Though Indonesia produces more, Japan is probably the world’s most important consumer of seaweed. They eat at least 21 species there. Nori is the flaky, crackly stuff that sticks to your tongue when you bite a sushi roll. Its annual trade is worth more than $1bn, making it the most valuable aquaculture in Japan, worth more than fish and seafood.
Another Japanese seaweed, kombu, is difficult for humans to digest, but it has nonetheless proved to be one of the most transformative ingredients of all time. In the early 20th century a Japanese chemist found that kombu was an especially rich source of monosodium glutamate – in fact, when you dry kombu, it forms little white crystals of monosodium glutamate (MSG) on its surface. MSG, of course, is now manufactured by the tonne and used across the global food industry. People say vaguely but correctly that it makes foods “taste more of themselves”: it enhances the inherent savouriness of a dish, rather than seasoning it with a bitter, salty, sweet or sour note. The Japanese word for this flavour, umami, translates roughly as “delicious”. It’s worth noting that, contrary to its reputation, MSG is one of the safest and best-studied additives used in food. Those who claim that the MSG in Chinese takeaways makes them feel sick are more likely suffering the effects of a surfeit of cheap grease.

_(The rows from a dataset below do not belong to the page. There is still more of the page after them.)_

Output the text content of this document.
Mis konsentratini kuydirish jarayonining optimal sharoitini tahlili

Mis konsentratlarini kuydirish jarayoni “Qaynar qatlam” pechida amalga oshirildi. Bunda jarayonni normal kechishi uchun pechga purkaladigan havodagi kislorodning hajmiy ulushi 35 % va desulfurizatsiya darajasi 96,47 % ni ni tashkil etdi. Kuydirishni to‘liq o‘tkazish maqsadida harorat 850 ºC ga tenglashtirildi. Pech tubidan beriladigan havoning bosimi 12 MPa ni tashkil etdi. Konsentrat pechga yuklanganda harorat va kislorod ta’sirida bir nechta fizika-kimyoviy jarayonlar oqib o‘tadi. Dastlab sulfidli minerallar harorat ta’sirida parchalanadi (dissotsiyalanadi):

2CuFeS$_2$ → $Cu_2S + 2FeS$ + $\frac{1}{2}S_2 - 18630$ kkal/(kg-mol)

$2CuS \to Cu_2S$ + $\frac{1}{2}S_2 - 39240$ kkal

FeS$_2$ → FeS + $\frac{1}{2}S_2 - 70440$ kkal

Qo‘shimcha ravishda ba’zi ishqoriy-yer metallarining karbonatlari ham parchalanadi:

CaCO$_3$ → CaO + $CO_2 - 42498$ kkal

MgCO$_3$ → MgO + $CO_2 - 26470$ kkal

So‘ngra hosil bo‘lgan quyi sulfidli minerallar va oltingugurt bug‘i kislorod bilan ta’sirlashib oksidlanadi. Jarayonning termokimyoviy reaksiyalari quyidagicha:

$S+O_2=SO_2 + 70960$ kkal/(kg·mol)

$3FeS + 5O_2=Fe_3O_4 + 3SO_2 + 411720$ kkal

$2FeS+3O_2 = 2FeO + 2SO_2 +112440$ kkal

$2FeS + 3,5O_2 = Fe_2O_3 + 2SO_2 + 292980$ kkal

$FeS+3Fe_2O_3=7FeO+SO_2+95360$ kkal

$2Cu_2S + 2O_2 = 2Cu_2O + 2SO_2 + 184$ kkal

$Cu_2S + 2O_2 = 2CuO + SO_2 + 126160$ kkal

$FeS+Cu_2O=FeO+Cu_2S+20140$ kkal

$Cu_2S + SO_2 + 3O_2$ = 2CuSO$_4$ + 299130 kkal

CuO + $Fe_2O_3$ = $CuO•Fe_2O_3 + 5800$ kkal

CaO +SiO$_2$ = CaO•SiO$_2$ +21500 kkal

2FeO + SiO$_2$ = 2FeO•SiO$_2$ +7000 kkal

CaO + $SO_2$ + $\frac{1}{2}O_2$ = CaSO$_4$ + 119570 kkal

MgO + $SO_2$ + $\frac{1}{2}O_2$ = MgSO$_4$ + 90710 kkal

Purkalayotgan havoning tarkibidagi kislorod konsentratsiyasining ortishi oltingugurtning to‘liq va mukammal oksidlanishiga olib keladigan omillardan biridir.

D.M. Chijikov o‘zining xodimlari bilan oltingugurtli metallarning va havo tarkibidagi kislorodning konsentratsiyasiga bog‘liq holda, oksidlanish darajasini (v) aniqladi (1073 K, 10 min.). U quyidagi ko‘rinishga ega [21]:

Processing certain red seaweeds gets you carrageenan, aka E407 – another of the most important additives in all industry. They stick it in toothpaste, shampoo, aerosol foams, shoe polish and pharmaceuticals. It winds up in ice creams, beer, pet food, soy milk and diet fizzy drinks. Carrageenan is a stabiliser and thickener. It’s the only substance known to attack the cold virus directly. But while people have used it for centuries to thicken sauces, not least in Ireland and Scotland, it’s probably not a good idea to eat too much of those processed foods that contain a lot of it. It certainly causes inflammation in rats, and studies on mice and guinea pigs have suggested a link between carrageenan and colon cancer.
Nonetheless, old-fashioned seaweeds are nutritious and delicious, and it’s rather a shame that we abandoned them in this country. If MacPhee manages to get more Britons eating the stuff, he should be applauded.